Gulf oil cleanup stalled by hurricane

Rough seas generated by Hurricane Alex are derailing cleanup efforts in the Gulf of Mexico, pushing oil from the spill onto area beaches.
Sand blows across a tiger dam as the outer edges of the tropical storm that has become Hurricane Alex approach the Louisiana coast in Grand Isle on Tuesday. ((Patrick Semansky/Associated Press))

Rough seas generated by Hurricane Alex are stalling cleanup efforts in the Gulf of Mexico, sidelining skimmers and pushing more oil from the massive spill onto area beaches.

The outer edges of the hurricane were churning coastal waters across the oil-affected region. Waves two metres high and winds more than 40 km/h were forecast through Thursday just off shore from the Mississippi Delta in Louisiana to the Florida Panhandle.

The untested 'A Whale.' ((Patrick Semansky/Associated Press))

Cleaning up with 'A Whale'

The government is pinning its latest cleanup hopes on a huge new piece of equipment: the world's largest oil-skimming vessel.

The Taiwanese-flagged former tanker named the "A Whale" is the length of 3½ football fields and stands 10 storeys high.

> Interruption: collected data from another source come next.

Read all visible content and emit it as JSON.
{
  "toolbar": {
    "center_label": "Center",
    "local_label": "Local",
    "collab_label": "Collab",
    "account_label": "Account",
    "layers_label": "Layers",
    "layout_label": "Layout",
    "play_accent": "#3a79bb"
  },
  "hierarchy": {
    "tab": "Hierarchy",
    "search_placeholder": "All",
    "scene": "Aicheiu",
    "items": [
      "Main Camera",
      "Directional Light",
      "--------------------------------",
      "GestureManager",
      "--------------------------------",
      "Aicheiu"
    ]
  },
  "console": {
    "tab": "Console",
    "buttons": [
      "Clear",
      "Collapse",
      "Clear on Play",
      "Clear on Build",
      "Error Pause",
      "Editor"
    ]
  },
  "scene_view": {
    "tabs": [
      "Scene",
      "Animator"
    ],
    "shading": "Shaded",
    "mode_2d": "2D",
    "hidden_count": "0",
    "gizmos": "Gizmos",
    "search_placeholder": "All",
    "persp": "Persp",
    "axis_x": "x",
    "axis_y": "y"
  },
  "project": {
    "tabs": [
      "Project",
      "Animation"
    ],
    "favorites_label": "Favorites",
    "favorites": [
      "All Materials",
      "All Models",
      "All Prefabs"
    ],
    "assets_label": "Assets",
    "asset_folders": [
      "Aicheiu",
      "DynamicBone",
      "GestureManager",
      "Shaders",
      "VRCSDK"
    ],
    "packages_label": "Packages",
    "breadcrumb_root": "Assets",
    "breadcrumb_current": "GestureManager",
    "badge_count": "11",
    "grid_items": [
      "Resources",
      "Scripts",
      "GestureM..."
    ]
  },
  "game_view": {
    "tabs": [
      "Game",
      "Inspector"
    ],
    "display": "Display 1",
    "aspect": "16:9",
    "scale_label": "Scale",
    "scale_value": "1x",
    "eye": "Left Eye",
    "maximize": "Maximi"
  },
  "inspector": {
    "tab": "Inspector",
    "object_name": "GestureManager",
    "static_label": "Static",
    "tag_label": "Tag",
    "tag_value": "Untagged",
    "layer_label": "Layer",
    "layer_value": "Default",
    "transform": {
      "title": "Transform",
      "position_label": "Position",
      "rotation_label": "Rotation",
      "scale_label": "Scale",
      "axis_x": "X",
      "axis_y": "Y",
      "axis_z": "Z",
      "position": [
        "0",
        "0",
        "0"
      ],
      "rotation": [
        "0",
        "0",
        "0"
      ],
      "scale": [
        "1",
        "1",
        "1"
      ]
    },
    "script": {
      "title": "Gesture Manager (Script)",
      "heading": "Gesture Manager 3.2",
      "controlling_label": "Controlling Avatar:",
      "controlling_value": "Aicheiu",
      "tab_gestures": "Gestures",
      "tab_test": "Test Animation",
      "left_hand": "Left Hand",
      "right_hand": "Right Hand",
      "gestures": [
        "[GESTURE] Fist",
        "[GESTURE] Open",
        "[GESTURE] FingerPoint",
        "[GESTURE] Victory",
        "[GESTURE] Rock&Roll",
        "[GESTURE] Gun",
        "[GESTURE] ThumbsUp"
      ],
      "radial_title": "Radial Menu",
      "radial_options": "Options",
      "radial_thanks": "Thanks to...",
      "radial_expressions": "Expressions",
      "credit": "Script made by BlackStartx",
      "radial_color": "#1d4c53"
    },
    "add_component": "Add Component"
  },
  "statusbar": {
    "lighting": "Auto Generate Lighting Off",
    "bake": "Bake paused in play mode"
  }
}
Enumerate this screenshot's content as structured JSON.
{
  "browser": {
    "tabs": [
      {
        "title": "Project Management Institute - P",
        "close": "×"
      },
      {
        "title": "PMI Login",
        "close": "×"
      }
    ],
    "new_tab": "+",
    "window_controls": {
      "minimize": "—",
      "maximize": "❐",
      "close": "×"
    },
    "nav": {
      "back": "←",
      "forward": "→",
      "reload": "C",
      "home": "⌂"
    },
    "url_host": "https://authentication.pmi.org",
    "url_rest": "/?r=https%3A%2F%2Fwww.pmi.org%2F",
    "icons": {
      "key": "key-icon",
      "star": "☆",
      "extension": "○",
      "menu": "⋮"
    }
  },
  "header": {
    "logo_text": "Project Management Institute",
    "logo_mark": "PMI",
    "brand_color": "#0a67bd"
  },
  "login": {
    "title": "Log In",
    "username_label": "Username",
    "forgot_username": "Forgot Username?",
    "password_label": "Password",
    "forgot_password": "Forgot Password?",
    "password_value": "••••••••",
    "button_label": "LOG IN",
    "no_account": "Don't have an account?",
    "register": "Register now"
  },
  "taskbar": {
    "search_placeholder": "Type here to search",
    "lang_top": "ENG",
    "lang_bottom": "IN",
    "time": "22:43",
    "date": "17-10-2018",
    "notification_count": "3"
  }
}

It just emerged from an extensive retrofitting to prepare it specifically for the Gulf, where officials hope it will be able to suck up as much as 21 million 79.49 million litres of oil-fouled water per day.

The ship looks like a typical tanker, but it takes in contaminated water through 12 vents on either side of the bow. The oil is then supposed to be separated from the water and transferred to another vessel. The water is channeled back into the sea.

But the ship has never been tested, and many questions remain about how it will operate. For instance, the seawater retains trace amounts of oil, even after getting filtered, so the Environmental Protection Agency will have to sign off on allowing the treated water back into the Gulf

In Louisiana, the storm pushed an oil patch toward Grand Isle and uninhabited Elmer's Island, dumping tar balls as big as apples on the beach.

"The sad thing is that it's been about three weeks since we had any big oil come in here," marine science technician Michael Malone said. "With this weather, we lost all the progress we made."

The loss of skimmers, combined with gusts driving water into the coast, left beaches especially vulnerable. In Alabama, the normally white sand was streaked with long lines of oil. One swath of beach 12 metres wide was stained brown and mottled with globs of oil.

Dozens of vessels that were being used to combat the oil spill were tied to docks Tuesday as Alex, more than 800 kilometres away, approached the Texas-Mexico coast. Most days, the fleet would have been skimming oil from the Gulf and ferrying workers and supplies. But the hurricane turned many people fighting the 11-week-old spill into spectators.

Officials scrambled to reposition booms to protect the coast, and had to remove barges that had been blocking oil from reaching sensitive wetlands.

By Wednesday night, Alex had maximum sustained winds near 155 km/h. The National Hurricane Center said the Category 2 storm is the first June Atlantic hurricane since 1995. It is on track for the Texas-Mexico border region and expected to make landfall in the evening.

Skimming efforts halted

As Alex approached, skimming efforts off the coasts of Louisiana, Florida, Alabama and Mississippi had mostly stopped.

At the main staging area for oil cleanup efforts around Grand Isle, stacks of booms, bottled water, ice chests and cleaning materials stood ready to load when the work restarted.

Oily waves come ashore in Orange Beach, Ala., on Wednesday. ((Dave Martin/Associated Press))

The rough seas and winds aren't all bad, though — scientists have said they could help break apart the oil and make it evaporate faster.

The wave action, combined with dispersants sprayed by the Coast Guard, has helped break a nine-by-50-kilometre oil patch into smaller patches, U.S. Coast Guard Cmdr. Joe Higgens said.

"It's good news because there is less on the surface," Higgens said. "It's surface oil that washes up on the beaches."

Between 268 million and 520 million litres of oil have spewed into the Gulf from the broken BP well so far, according to government and BP estimates.

Tougher legislation advanced

Congress began advancing legislation Wednesday that imposes new safeguards on offshore oil drilling in hopes of preventing a repeat of the devastating spill that has brought environmental and economic havoc to the Gulf coast.

Two Senate committees separately approved bills that would strengthen the government's regulation of offshore drilling, require oil companies to be better prepared to cope with a spill, and lift federal spill-related economic liability limits.

The bills now advance to the full Senate, where they are likely to be merged into broader legislation.